Traditional energy metrics treat all savings the same. GridScore differentiates resources by when they deliver value, which is exactly what grid operators, utilities, and capacity markets care about.

This has practical implications:

  • Resource adequacy. Utilities need to know which DERs can be counted toward planning reserve margins. A high GridScore means the resource reliably delivers during the hours that matter for reliability.
  • Program design. Program administrators can use GridScore to evaluate which types of DERs deliver the most capacity value per dollar spent.
  • Competitive differentiation. Energy service providers with high GridScore portfolios can demonstrate that their assets are more valuable than portfolios with savings spread across all hours.

How it’s calculated

The calculation has three steps:

Step 1: Identify peak hours. For a given month, rank all hours by total grid demand in the resource’s region. The top 10% are classified as peak hours. For a 30-day month with 720 hours, this is the 72 highest-demand hours.

Step 2: Measure verified savings. Using meter-based M&V (via Aristotle), calculate the resource’s actual energy savings for every hour of the month. This uses a statistical baseline model that accounts for weather, occupancy, and other variables.

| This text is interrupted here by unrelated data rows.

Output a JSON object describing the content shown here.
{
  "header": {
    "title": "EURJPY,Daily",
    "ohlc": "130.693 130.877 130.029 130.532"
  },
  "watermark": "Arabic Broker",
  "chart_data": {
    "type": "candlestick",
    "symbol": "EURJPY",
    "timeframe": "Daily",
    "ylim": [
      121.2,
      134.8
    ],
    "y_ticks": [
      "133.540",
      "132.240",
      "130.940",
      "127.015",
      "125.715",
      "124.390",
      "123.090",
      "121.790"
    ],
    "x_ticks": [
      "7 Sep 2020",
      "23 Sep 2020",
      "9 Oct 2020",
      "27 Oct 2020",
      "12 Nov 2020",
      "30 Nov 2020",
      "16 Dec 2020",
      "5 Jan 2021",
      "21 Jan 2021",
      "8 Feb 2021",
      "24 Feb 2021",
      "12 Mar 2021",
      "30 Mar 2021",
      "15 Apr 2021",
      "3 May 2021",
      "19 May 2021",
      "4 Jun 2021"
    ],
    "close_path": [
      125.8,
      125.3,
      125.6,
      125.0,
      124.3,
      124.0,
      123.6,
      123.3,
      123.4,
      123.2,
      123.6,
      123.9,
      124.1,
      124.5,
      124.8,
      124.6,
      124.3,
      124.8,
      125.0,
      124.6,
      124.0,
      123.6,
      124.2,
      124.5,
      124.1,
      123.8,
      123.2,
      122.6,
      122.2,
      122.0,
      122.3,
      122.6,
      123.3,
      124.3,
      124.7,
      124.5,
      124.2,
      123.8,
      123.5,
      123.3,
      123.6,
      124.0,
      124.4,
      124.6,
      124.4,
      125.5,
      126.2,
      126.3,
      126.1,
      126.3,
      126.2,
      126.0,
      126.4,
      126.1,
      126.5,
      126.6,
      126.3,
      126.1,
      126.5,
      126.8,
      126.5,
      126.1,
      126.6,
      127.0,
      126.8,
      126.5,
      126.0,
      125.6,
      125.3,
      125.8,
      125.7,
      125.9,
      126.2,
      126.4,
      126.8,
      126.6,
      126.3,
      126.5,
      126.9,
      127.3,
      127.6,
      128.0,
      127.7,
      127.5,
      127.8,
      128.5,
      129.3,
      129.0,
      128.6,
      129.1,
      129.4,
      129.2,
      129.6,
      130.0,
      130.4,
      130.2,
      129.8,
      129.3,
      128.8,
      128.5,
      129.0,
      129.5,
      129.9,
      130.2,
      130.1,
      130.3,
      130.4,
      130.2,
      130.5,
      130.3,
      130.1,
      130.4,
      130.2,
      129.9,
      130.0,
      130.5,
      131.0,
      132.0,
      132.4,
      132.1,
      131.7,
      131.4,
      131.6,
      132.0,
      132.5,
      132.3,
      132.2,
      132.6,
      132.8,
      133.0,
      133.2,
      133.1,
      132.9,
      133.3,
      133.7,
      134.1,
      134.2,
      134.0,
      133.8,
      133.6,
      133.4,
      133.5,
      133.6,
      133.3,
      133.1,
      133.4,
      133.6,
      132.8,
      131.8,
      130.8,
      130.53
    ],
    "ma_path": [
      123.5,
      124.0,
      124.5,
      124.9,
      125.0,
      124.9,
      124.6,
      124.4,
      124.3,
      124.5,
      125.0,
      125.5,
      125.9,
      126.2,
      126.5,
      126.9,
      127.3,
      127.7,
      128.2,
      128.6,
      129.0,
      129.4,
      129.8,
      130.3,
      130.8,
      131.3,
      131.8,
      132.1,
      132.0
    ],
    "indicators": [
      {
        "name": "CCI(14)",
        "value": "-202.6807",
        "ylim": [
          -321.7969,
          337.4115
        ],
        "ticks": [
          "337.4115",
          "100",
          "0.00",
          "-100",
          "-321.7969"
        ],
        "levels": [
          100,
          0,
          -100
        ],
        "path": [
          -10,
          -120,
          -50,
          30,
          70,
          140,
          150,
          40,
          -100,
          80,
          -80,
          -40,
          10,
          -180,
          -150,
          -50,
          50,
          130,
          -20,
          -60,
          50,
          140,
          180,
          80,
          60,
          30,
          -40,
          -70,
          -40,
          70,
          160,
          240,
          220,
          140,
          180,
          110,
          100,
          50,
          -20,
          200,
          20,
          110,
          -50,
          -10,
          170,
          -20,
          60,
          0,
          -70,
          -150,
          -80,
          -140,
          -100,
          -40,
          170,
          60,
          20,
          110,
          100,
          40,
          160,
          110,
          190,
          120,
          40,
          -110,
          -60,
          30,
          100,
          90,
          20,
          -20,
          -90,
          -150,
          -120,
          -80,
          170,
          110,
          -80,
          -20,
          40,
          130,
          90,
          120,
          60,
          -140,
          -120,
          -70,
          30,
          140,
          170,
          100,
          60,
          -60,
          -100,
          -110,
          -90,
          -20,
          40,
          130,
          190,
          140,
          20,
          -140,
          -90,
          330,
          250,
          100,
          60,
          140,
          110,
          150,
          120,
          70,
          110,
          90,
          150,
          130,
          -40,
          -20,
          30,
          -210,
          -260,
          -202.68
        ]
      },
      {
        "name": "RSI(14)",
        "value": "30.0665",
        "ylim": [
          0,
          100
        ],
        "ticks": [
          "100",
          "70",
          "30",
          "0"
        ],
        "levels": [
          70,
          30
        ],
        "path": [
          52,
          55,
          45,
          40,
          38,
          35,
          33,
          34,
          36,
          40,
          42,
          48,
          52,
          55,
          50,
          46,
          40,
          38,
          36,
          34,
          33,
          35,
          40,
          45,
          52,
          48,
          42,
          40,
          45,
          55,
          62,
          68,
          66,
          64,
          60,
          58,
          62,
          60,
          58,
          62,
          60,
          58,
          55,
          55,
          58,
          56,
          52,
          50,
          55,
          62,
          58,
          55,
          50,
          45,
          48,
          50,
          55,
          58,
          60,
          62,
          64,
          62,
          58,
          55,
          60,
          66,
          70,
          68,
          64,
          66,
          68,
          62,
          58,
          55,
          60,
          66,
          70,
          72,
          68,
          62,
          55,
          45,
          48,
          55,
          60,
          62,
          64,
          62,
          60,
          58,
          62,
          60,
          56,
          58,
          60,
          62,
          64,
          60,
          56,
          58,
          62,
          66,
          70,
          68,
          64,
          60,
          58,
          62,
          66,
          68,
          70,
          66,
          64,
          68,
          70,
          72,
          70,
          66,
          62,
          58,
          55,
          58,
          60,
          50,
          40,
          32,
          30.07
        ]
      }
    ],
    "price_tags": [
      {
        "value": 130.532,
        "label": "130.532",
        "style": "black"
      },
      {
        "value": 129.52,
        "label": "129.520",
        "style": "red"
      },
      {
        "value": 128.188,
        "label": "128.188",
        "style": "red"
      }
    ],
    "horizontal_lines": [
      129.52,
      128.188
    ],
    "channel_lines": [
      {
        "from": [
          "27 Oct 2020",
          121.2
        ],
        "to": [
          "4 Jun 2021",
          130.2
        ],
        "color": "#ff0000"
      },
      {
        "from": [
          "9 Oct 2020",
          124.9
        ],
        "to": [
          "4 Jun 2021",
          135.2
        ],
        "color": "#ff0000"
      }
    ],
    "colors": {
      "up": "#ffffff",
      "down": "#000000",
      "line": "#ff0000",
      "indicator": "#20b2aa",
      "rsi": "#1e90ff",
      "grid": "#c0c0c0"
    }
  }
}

Step 3: Calculate the ratio. Divide the savings that occurred during peak hours by total savings for the month.

GridScore = (savings during top 10% demand hours) / (total savings) × 100

If a resource saved 1,000 kWh in a month and 800 of those kWh were during peak hours, its GridScore is 80%.

What drives high and low scores

Different resource types tend to have characteristic GridScore profiles:

Typically high GridScore:

  • Air conditioning efficiency improvements (savings correlate with cooling load, which correlates with peak demand)
  • Demand response (dispatched specifically during peak events)
  • Battery storage (discharged during peak periods)

Typically moderate GridScore:

  • Heat pumps replacing resistance heating (depends on climate and whether summer or winter peaks dominate)
  • Solar with smart inverters (generation correlates with afternoon peaks but drops off in evening)

Typically lower GridScore:

  • Lighting efficiency (savings spread across operating hours, not concentrated during peaks)
  • Baseload efficiency measures (constant savings regardless of grid conditions)

These are generalizations. Actual GridScores depend on the specific asset, its location, and the local grid’s demand profile. That’s why meter-based verification matters: modeled estimates give a rough idea, but measured data from Aristotle gives the real number.

Modeled vs. verified scores

Assets enrolled in Aristotle receive verified GridScores calculated from actual meter data. These are updated continuously as new data arrives.

Assets not yet enrolled can receive modeled GridScores estimated from the asset type, location, and typical performance characteristics. Modeled scores are useful for initial assessment but carry less certainty.

On the DER Registry, verified scores are marked with a “Verified” badge and modeled scores with a “Modeled” badge. Enrolling an asset in Aristotle upgrades its score from modeled to verified.

Open methodology

GridScore is not a proprietary metric. The calculation methodology is published as open methodology by the OpenEAC Alliance, where it is subject to peer review and public comment. Any stakeholder can review the approach, validate the math, and propose improvements.

This transparency is deliberate. A scoring system that influences investment decisions and program design needs to be auditable and trustworthy, not a black box.